I think that the most important function of wine festivals is to establish and build relationships. I always say that wine is good, but wine and a story is better. Wine and a relationship (even a superficial one with the grower, the winemaker, or other wine enthusiasts) is best of all. Doug Tunnell, winemaker at Oregon’s Brick House, explained to me that he brings his wines to IPNC every year to maintain contact with the people who attend. I got the impression that it isn’t so much about selling wine as honoring  relationships.  I think elite makers recognize that investing in relationships with customers (and with wine critics and journalists and all the others who attend these events) pays dividends down the road. Winemaking and relationship-building both require a long-term perspective.

The fact that many people come back to IPNC year after year suggests that they value the relationships, too, both with the producers and with each other. I have written that wine always tastes best when it is shared with others who enjoy and appreciate it.
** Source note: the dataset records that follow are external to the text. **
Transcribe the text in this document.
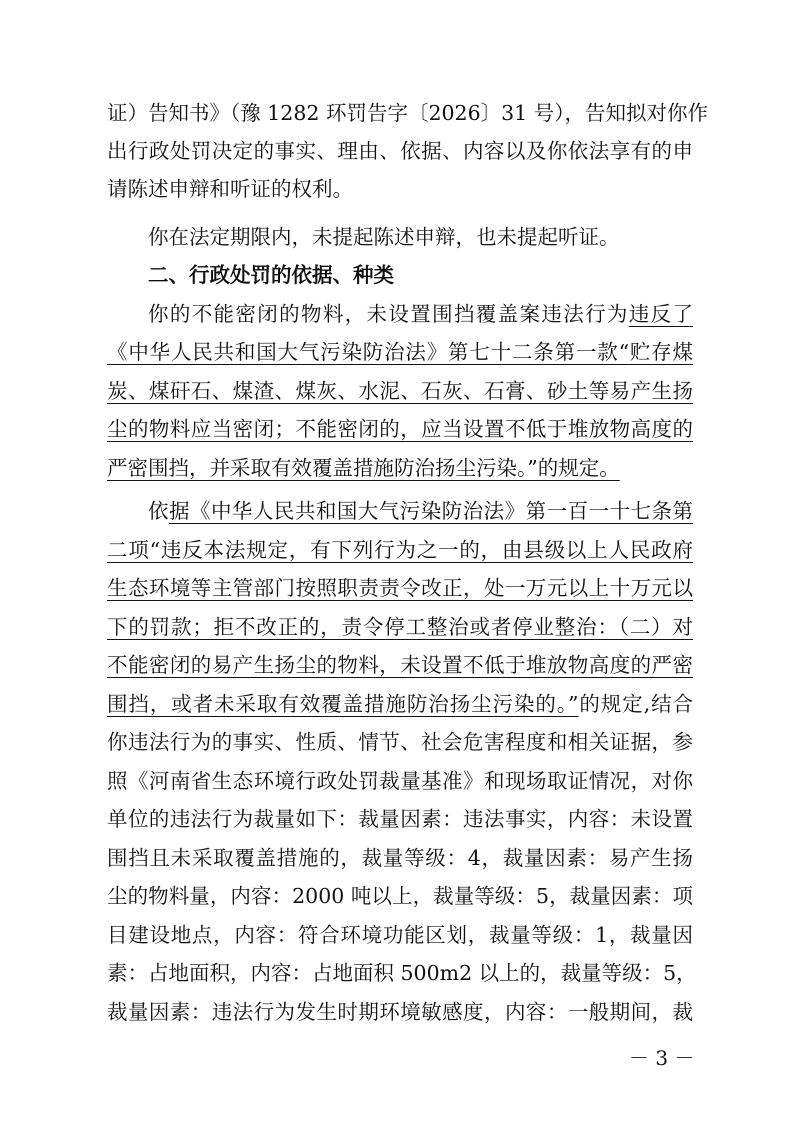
证）告知书》（豫 1282 环罚告字〔2026〕31 号），告知拟对你作
出行政处罚决定的事实、理由、依据、内容以及你依法享有的申
请陈述申辩和听证的权利。
你在法定期限内，未提起陈述申辩，也未提起听证。
二、行政处罚的依据、种类
你的不能密闭的物料，未设置围挡覆盖案违法行为违反了
《中华人民共和国大气污染防治法》第七十二条第一款“贮存煤
炭、煤矸石、煤渣、煤灰、水泥、石灰、石膏、砂土等易产生扬
尘的物料应当密闭；不能密闭的，应当设置不低于堆放物高度的
严密围挡，并采取有效覆盖措施防治扬尘污染。”的规定。
依据《中华人民共和国大气污染防治法》第一百一十七条第
二项“违反本法规定，有下列行为之一的，由县级以上人民政府
生态环境等主管部门按照职责责令改正，处一万元以上十万元以
下的罚款；拒不改正的，责令停工整治或者停业整治：（二）对
不能密闭的易产生扬尘的物料，未设置不低于堆放物高度的严密
围挡，或者未采取有效覆盖措施防治扬尘污染的。”的规定,结合
你违法行为的事实、性质、情节、社会危害程度和相关证据，参
照《河南省生态环境行政处罚裁量基准》和现场取证情况，对你
单位的违法行为裁量如下：裁量因素：违法事实，内容：未设置
围挡且未采取覆盖措施的，裁量等级：4，裁量因素：易产生扬
尘的物料量，内容：2000 吨以上，裁量等级：5，裁量因素：项
目建设地点，内容：符合环境功能区划，裁量等级：1，裁量因
素：占地面积，内容：占地面积 500m2 以上的，裁量等级：5，
裁量因素：违法行为发生时期环境敏感度，内容：一般期间，裁
－ 3 －
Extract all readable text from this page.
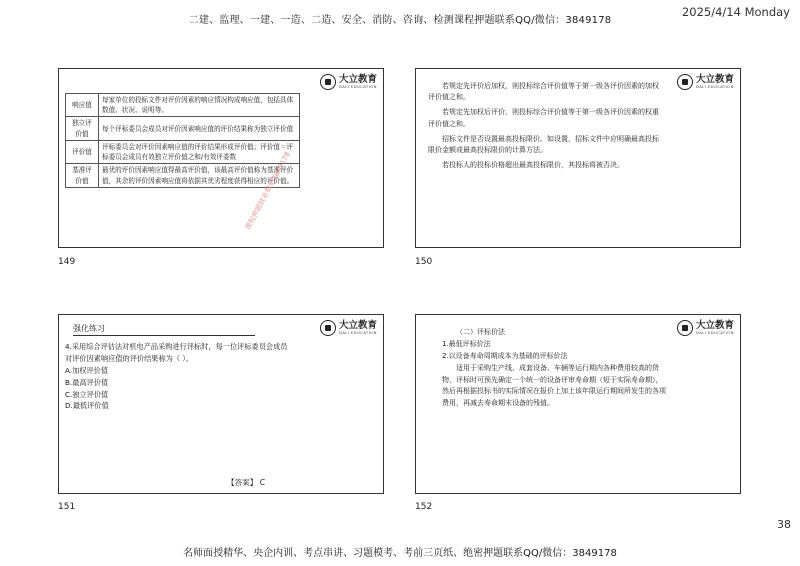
二建、监理、一建、一造、二造、安全、消防、咨询、检测课程押题联系QQ/微信：3849178
2025/4/14 Monday
大立教育
DALI EDUCATION
响应值	每家单位的投标文件对评价因素的响应情况构成响应值，包括具体数值、状况、说明等。
独立评价值	每个评标委员会成员对评价因素响应值的评价结果称为独立评价值
评价值	评标委员会对评价因素响应值的评价结果形成评价值；评价值＝评标委员会成员有效独立评价值之和/有效评委数
基准评价值	最优的评价因素响应值得最高评价值，该最高评价值称为基准评价值，其余的评价因素响应值将依据其优劣程度获得相应的评价值。
课程押题联系微信3849178
149
大立教育
DALI EDUCATION

若规定先评价后加权，则投标综合评价值等于第一级各评价因素的加权评价值之和。

若规定先加权后评价，则投标综合评价值等于第一级各评价因素的权重评价值之和。

招标文件是否设置最高投标限价。如设置，招标文件中应明确最高投标限价金额或最高投标限价的计算方法。

若投标人的投标价格超出最高投标限价，其投标将被否决。

150
强化练习	大立教育
DALI EDUCATION

4.采用综合评估法对机电产品采购进行评标时，每一位评标委员会成员对评价因素响应值的评价结果称为（ ）。

A.加权评价值

B.最高评价值

C.独立评价值

D.最低评价值

【答案】 C
151
大立教育
DALI EDUCATION

（二）评标价法

1.最低评标价法

2.以设备寿命周期成本为基础的评标价法

适用于采购生产线、成套设备、车辆等运行期内各种费用较高的货物，评标时可预先确定一个统一的设备评审寿命期（短于实际寿命期），然后再根据投标书的实际情况在报价上加上该年限运行期间所发生的各项费用，再减去寿命期末设备的残值。

152
38
名师面授精华、央企内训、考点串讲、习题模考、考前三页纸、绝密押题联系QQ/微信：3849178
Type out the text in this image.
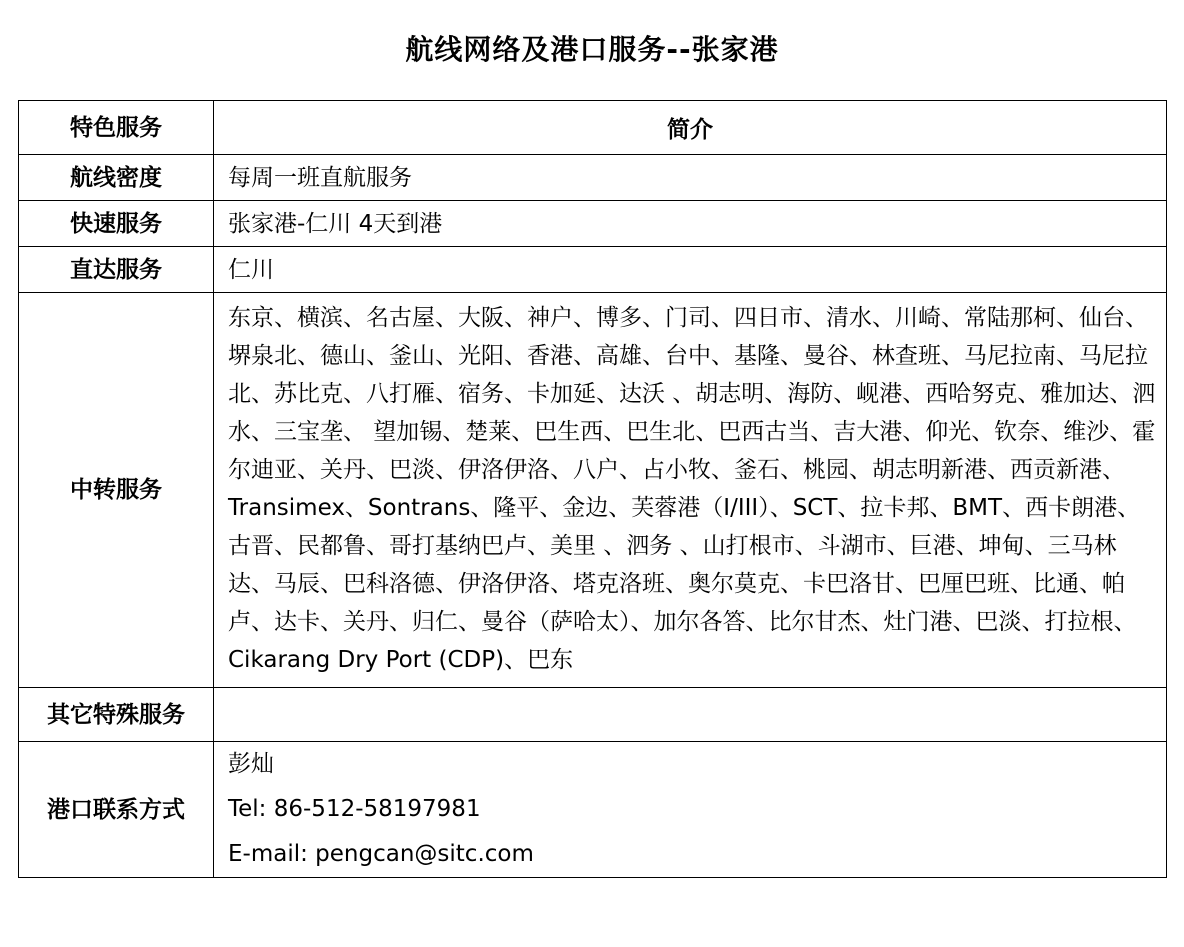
航线网络及港口服务--张家港
特色服务	简介
航线密度	每周一班直航服务
快速服务	张家港-仁川 4天到港
直达服务	仁川
中转服务	东京、横滨、名古屋、大阪、神户、博多、门司、四日市、清水、川崎、常陆那柯、仙台、堺泉北、德山、釜山、光阳、香港、高雄、台中、基隆、曼谷、林查班、马尼拉南、马尼拉北、苏比克、八打雁、宿务、卡加延、达沃 、胡志明、海防、岘港、西哈努克、雅加达、泗水、三宝垄、 望加锡、楚莱、巴生西、巴生北、巴西古当、吉大港、仰光、钦奈、维沙、霍尔迪亚、关丹、巴淡、伊洛伊洛、八户、占小牧、釜石、桃园、胡志明新港、西贡新港、Transimex、Sontrans、隆平、金边、芙蓉港（I/III）、SCT、拉卡邦、BMT、西卡朗港、古晋、民都鲁、哥打基纳巴卢、美里 、泗务 、山打根市、斗湖市、巨港、坤甸、三马林达、马辰、巴科洛德、伊洛伊洛、塔克洛班、奥尔莫克、卡巴洛甘、巴厘巴班、比通、帕卢、达卡、关丹、归仁、曼谷（萨哈太）、加尔各答、比尔甘杰、灶门港、巴淡、打拉根、Cikarang Dry Port (CDP)、巴东
其它特殊服务	
港口联系方式	彭灿
Tel: 86-512-58197981
E-mail: pengcan@sitc.com
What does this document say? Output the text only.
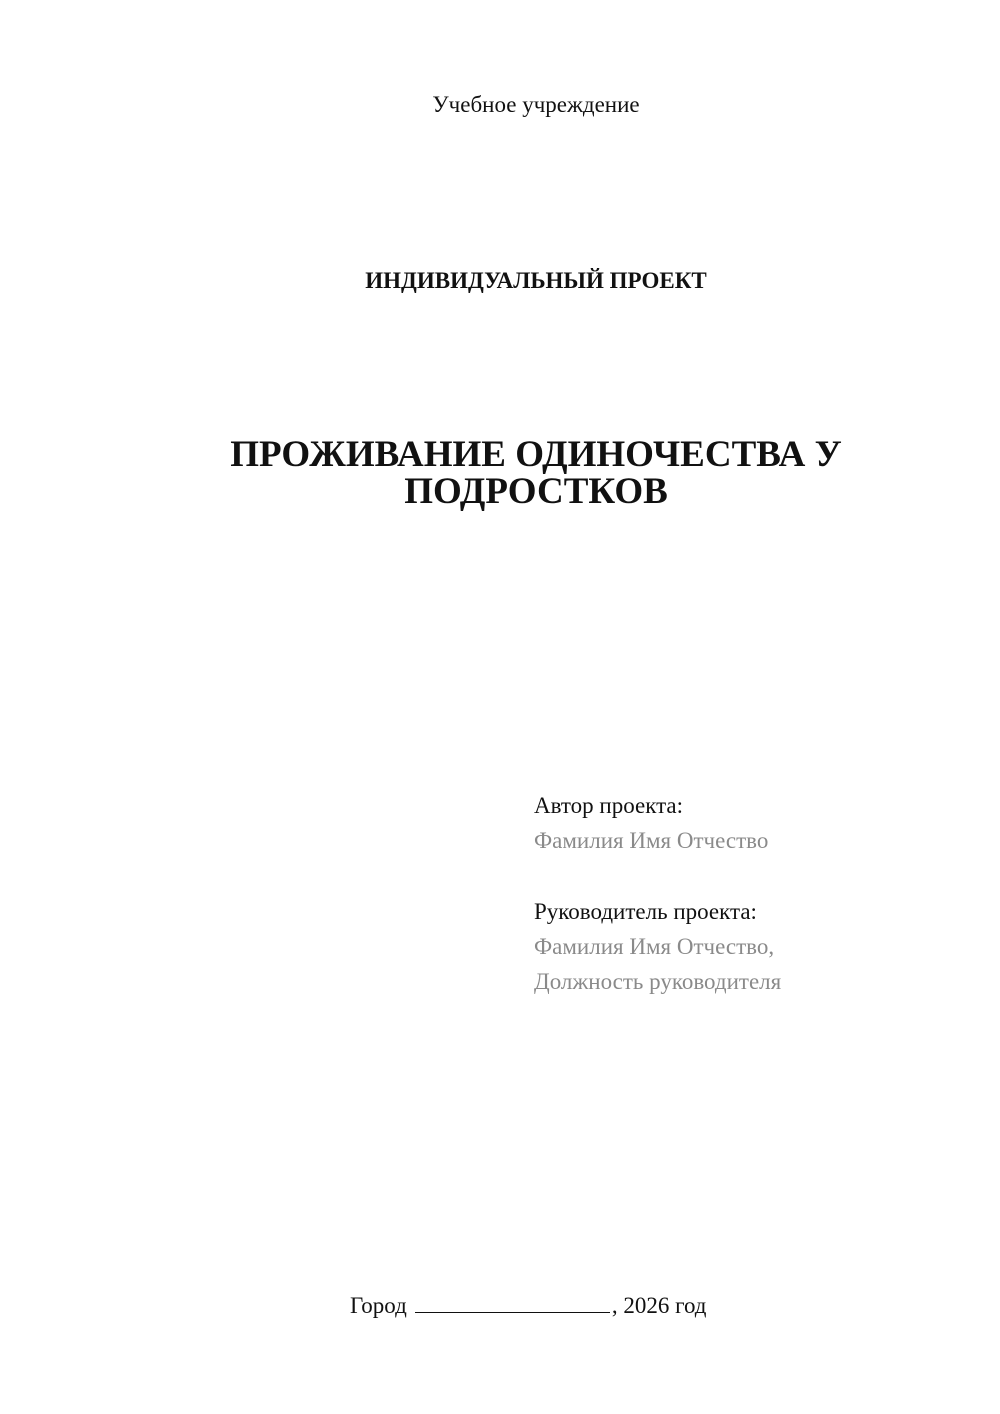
Учебное учреждение
ИНДИВИДУАЛЬНЫЙ ПРОЕКТ
ПРОЖИВАНИЕ ОДИНОЧЕСТВА У
ПОДРОСТКОВ
Автор проекта:
Фамилия Имя Отчество
Руководитель проекта:
Фамилия Имя Отчество,
Должность руководителя
Город	, 2026 год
This may be especially true with festivals like IPNC, which tend to attract participants who are especially focused on a particular wine or region.

What I Think I Have Learned

So here is what I think I have learned from my fieldwork at wine festivals so far, both at IPNC and elsewhere, on both sides of the table, both pouring and receiving wine.

Wine festivals aren’t really about the wine, they are about the people, the conversations and the relationships. The role of the wine is to bring the people together and to give them something to share in a way that is impossible to recreate electronically.

Wine, or really the sharing of wine,  is a personal  relational experience in an otherwise increasingly impersonal transactional world.  That people seem to appreciate this sort of experience (and seek it out, even at high monetary cost and even in a deep recession) suggests something about its scarcity, don’t you think?